# Голоса Weltmeister Supita



## Сергей Иванов (4 Янв 2021)

Общался с разными мастерами и музыкантами на тему: "Кто производил и поставлял сталь на голоса для аккордеона supita"? В процессе разговора между ними возникли разногласия.
Одна сторона говорит: 
-голоса от "бугари"
Вторая сторона говорит:
- нифига, это голоса не от "бугари", а итальянские голоса неизвестного мастера
Третья сторона говорит:
- это не "бугари" и не итальянские голоса, а высококачественная шведская сталь.
Друзья!!! Кто из вас внесет ясность и раскроет истину. Хочется услышать правду: "Кто же все-таки является настоящим производителем и поставщиком голосов для аккордеона supita фабрики Weltmeister"?


----------



## Kuzalogly (4 Янв 2021)

Сергей Иванов написал(а):


> Вторая сторона говорит:
> - итальянские голоса неизвестного мастера


Дайте телефон или иные контакты этой "стороны". Я завтра со "стороной" обсужу неизвестность мастеров.


----------



## Сергей Иванов (4 Янв 2021)

Kuzalogly написал(а):


> Дайте телефон или иные контакты этой "стороны". Я завтра со "стороной" обсужу неизвестность мастеров.

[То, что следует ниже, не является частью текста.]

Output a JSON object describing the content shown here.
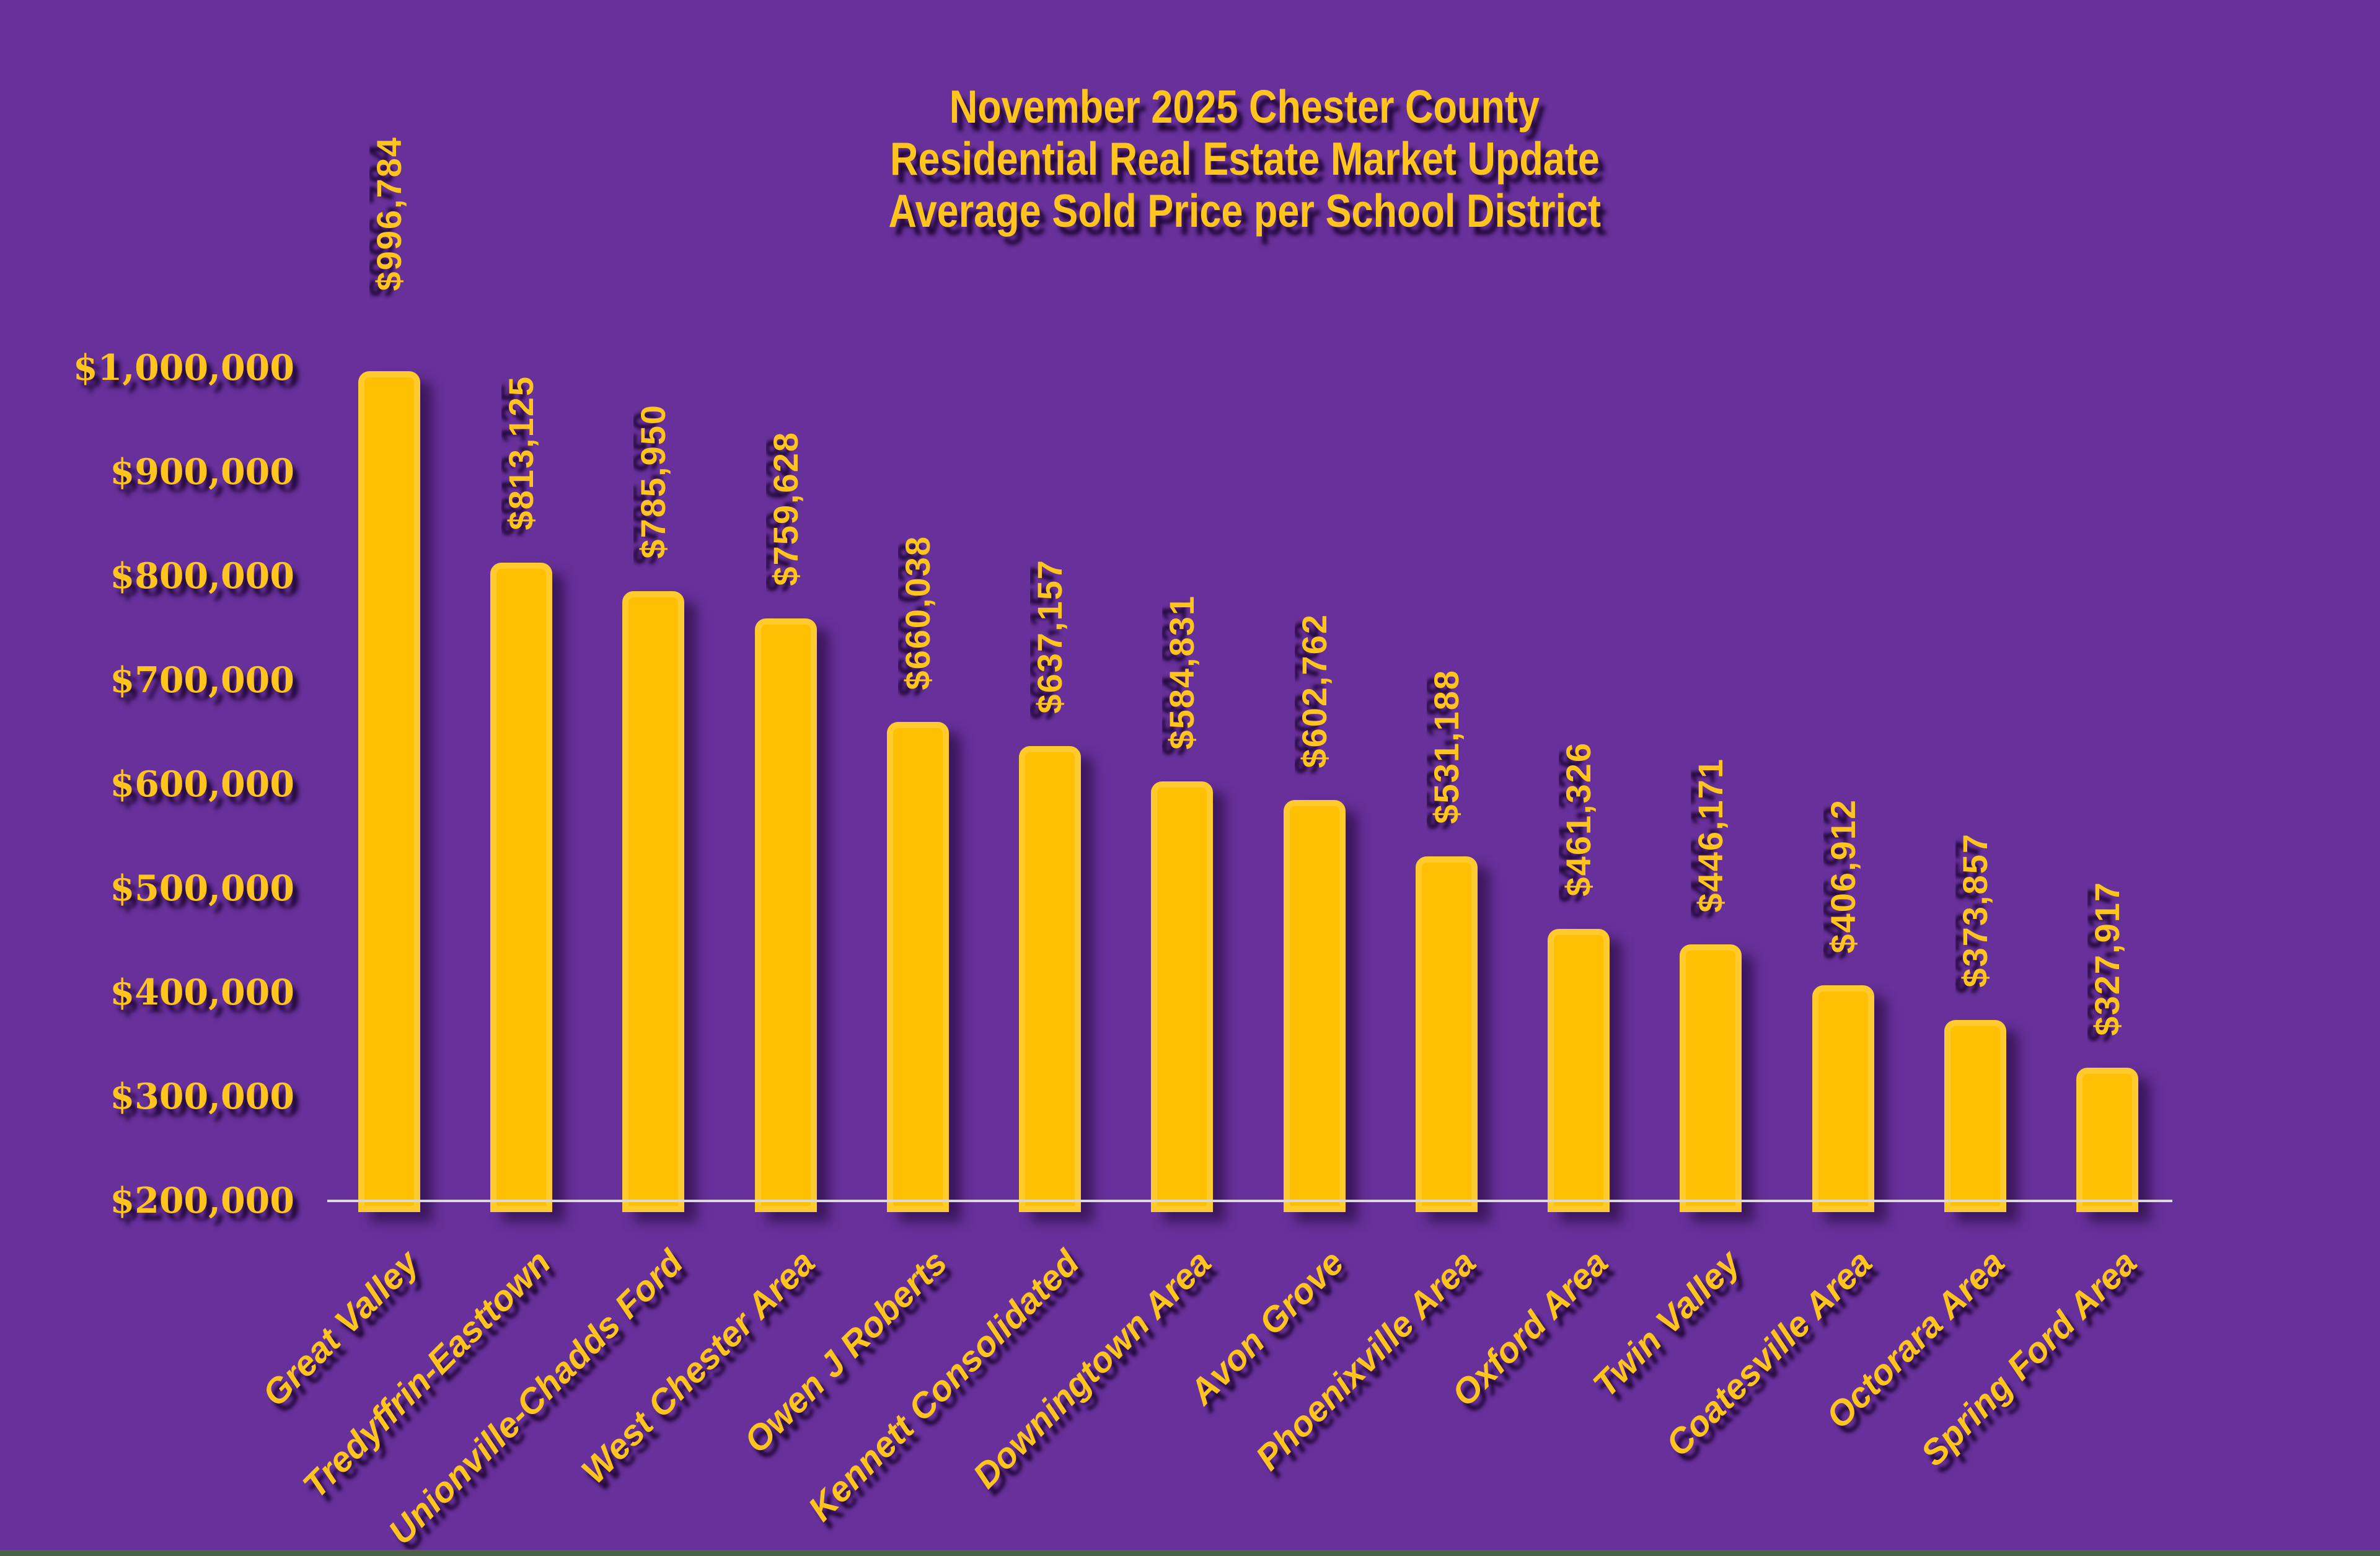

Это я так прописал образно говоря.


----------



## vev (4 Янв 2021)

Сергей Иванов 

Насколько я помню, и видел на своей Селекте (такие же и на Супите стоят), это Бугари, но не тот, который инструменты ваяет, а отдельная голосовая фабрика


----------



## Сергей Иванов (4 Янв 2021)

vev написал(а):


> Сергей Иванов
> 
> Насколько я помню, и видел на своей Селекте (такие же и на Супите стоят), это Бугари, но не тот, который инструменты ваяет, а отдельная голосовая фабрика


Я кстати дилеров - вельтмайстер допытывал по этому вопросу, молчат как партизаны. Говорили вроде как голоса итальянские, но кто именно является производителем - не говорят, а говорят, что данная информация является конфиденциальной и разглашению не подлежит. Вот так вот и живем, имеем собственно инструмент, а что там внутри, одному Богу известно.


----------



## vev (4 Янв 2021)

Сергей Иванов, 

А стоит ли этим заморачиваться? Главное в голосе - его качество. То, насколько правильно сформирован профиль язычка и качество подгонки окна. Все остальное - это уже резонаторы и корпус. 

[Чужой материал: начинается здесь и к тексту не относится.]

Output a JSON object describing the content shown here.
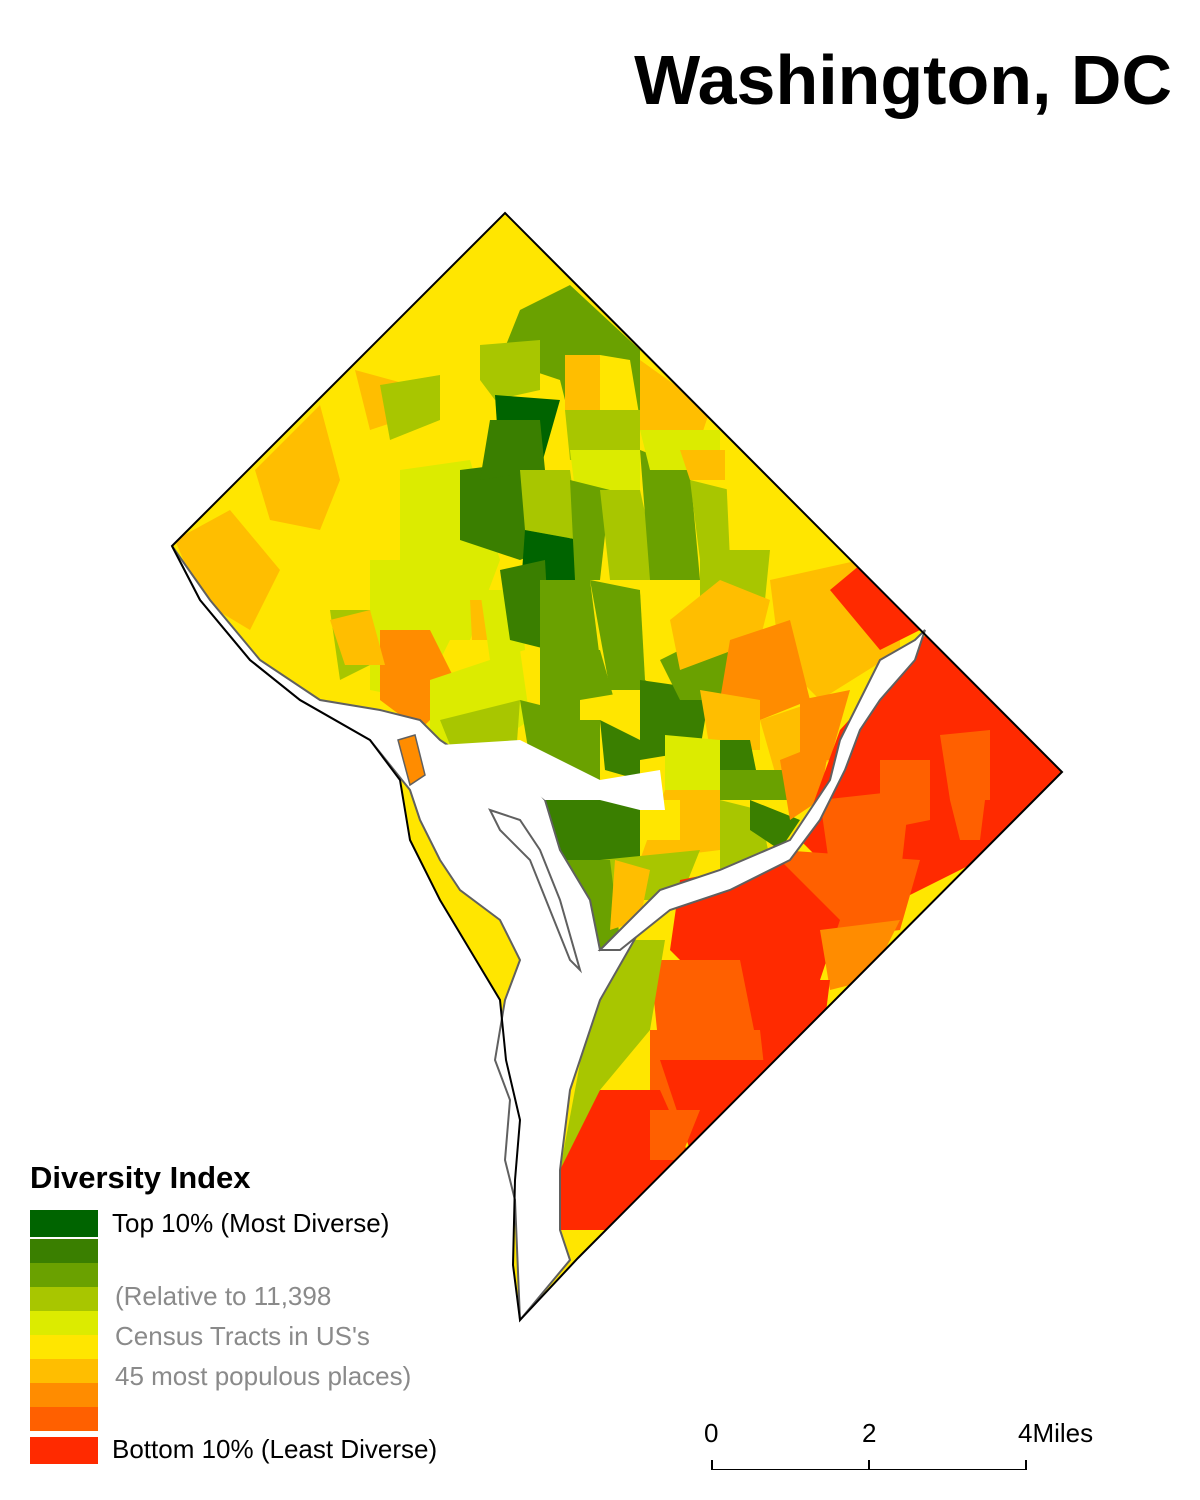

Пирамидальная клепка указывает на тип A mano и этого вполне для понимания хватает ИМХО


----------



## Сергей Иванов (4 Янв 2021)

vev написал(а):


> Сергей Иванов,
> 
> А стоит ли этим заморачиваться? Главное в голосе - его качество. То, насколько правильно сформирован профиль язычка и качество подгонки окна. Все остальное - это уже резонаторы и корпус.
> 
> Пирамидальная клепка указывает на тип A mano и этого вполне для понимания хватает ИМХО


Я в этом деле не силен, поэтому решил попытаться выяснить, где тут собственно правда.


----------



## vev (4 Янв 2021)

Сергей Иванов, 

для информации






ТИПО А МАНО 2-ОЙ КЛАСС | HARMONIKAS s.r.o.


ТИПО А МАНО 2-ОЙ КЛАСС - HARMONIKAS s.r.o.



www.harmonikas.cz


----------



## Сергей Иванов (4 Янв 2021)

vev написал(а):


> Сергей Иванов,
> 
> для информации
> 
> ...


Спасибо, теперь понятно.


----------